In itself it’s only a slight optimisation, and still only works in the downward direction (we still need to calculate the lookup table values) however I am very intrigued by this and the parallel coordinates graph above, because while the effect of rule 30 between rows seems chaotic — when unfolded like this it does follow a pattern. Can I generate other sub-regions in a similar hand-wavy way, similar to how I can brush off the second half of the table?
Whatever the “Twist” is, looks to be repeating itself all the way down the line, and maybe this way of looking at it might prove fruitful.
What’s in the code?
The current implementation (link below) heavily depends on string manipulation so could be greatly optimised through the use of bitsets and bitwise operations which I think would vastly speed things up, even though I imagine the performance difference between the different algorithms will remain proportionally the same.
That said there’s 3 main pieces to the code that can potentially be reused.
- class ElementaryAutomata — the trivial class that can be instantiated to generate any ECA rule and output from any given input.
- class LookupNode — just a very basic linked list-styled struct to help navigate between higher-order patterns and their descendants — note these entries are also flatly indexed in a map in the DynamicLookupTable class
- class DynamicLookupTable — wraps functionality around generating lookup tables either dynamically or pre-allocated. Instantiate it with your desired ECA rule number (0–255)
Below this is more of a bespoke one-off testing scenario, but you could take a look at the profiling code to see how the above classes are used — it should be fairly straightforward.
There are a bunch of toggles that turn different profile tests on and off, a list of sample sizes, then the tests themselves.
I only tested in Chrome!

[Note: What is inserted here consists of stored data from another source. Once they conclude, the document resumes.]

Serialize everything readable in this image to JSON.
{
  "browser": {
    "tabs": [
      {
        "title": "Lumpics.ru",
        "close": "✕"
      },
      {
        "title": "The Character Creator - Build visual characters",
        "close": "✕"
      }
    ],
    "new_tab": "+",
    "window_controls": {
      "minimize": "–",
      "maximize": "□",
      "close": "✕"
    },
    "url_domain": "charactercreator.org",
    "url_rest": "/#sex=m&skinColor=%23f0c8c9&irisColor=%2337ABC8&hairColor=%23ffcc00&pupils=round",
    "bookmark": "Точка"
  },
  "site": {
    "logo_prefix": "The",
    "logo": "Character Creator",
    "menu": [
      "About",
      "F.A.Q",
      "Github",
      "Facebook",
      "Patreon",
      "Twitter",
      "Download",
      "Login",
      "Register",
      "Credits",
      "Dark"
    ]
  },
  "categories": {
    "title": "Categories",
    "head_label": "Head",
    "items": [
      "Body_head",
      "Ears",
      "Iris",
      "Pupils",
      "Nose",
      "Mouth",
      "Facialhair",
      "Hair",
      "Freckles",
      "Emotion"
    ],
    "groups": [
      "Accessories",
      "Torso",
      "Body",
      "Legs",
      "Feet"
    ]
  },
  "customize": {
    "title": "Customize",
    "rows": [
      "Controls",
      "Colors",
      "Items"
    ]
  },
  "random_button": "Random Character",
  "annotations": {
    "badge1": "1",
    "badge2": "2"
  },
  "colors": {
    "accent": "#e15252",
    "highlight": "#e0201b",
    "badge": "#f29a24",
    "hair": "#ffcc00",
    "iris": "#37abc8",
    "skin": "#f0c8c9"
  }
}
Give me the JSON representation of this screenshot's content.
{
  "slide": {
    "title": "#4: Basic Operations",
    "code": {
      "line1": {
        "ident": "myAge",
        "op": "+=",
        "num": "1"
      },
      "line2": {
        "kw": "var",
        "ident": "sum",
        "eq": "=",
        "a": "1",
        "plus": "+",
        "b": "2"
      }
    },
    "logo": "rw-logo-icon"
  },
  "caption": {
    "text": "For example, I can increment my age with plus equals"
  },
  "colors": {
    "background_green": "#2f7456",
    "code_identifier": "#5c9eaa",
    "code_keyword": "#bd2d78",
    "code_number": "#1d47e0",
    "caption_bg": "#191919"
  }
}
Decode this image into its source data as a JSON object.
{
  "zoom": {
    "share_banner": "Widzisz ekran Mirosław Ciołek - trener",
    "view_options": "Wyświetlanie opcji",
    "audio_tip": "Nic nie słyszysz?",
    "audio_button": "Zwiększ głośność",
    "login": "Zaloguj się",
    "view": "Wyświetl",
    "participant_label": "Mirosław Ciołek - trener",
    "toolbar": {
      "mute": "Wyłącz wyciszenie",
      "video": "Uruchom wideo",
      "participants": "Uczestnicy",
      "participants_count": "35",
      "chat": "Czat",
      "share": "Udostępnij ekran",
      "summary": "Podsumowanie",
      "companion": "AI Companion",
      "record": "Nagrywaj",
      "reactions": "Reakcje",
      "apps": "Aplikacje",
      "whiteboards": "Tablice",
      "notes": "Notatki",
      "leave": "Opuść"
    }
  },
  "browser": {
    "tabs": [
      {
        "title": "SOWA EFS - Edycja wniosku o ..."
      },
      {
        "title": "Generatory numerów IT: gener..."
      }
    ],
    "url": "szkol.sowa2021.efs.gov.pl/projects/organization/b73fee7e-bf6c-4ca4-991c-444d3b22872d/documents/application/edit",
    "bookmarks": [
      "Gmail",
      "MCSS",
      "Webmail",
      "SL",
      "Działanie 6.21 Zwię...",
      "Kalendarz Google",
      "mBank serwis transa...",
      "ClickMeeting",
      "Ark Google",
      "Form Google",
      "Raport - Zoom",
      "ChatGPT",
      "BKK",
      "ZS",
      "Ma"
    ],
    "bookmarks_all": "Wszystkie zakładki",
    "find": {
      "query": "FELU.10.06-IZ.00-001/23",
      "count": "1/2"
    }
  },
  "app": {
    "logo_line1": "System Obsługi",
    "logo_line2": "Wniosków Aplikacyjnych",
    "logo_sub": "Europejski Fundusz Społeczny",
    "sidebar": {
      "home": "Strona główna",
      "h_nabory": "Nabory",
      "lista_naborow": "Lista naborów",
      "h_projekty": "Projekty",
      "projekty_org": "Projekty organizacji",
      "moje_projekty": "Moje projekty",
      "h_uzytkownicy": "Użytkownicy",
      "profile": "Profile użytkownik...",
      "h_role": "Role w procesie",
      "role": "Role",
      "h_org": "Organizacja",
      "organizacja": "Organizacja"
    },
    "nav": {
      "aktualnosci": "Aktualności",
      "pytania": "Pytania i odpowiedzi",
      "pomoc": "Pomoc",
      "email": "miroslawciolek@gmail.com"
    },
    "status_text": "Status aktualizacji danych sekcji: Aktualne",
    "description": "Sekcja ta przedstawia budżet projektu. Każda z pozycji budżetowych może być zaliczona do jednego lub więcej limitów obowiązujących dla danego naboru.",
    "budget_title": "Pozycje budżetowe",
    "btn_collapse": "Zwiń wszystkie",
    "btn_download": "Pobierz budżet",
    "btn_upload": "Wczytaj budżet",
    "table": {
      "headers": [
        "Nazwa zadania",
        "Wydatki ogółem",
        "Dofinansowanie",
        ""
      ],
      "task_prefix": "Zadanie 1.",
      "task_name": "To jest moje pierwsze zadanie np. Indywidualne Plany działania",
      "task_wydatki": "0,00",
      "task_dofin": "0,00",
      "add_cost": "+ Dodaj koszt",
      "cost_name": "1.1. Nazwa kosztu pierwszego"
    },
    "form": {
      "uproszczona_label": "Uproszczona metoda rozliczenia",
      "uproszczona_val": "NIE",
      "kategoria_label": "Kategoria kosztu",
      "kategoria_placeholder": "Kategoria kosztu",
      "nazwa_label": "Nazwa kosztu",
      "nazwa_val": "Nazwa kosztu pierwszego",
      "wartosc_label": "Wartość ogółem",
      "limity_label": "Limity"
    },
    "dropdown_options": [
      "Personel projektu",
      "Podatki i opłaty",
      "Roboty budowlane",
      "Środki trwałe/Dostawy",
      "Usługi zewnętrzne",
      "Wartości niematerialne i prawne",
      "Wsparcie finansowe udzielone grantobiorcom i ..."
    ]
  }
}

I have trimmed back the test sizes but if you’re feeling adventurous, uncomment the big “sampleSizes” array on line 301 (it took about an hour to process on my lappy — open your console to see progress if it looks like your machine has halted):
While I’m a relative newcomer to this type of research I do hope my meanderings are of use to someone out there who may just be getting started.
I think with some effort one could make or remake my implementation into something much, much faster — although I don’t think I’ll get much better than O(n²/5) algorithmic complexity (which is basically as good as O(n²) anyway).
That said a faster implementation would be useful to generate more output more quickly which would be useful to see any long-term trends either in performance or in the data, but I do have some other threads I would like to pluck at so I’d like to park it here for now.
If you’re still reading *raises coffee cup tiredly* I would love to hear your thoughts.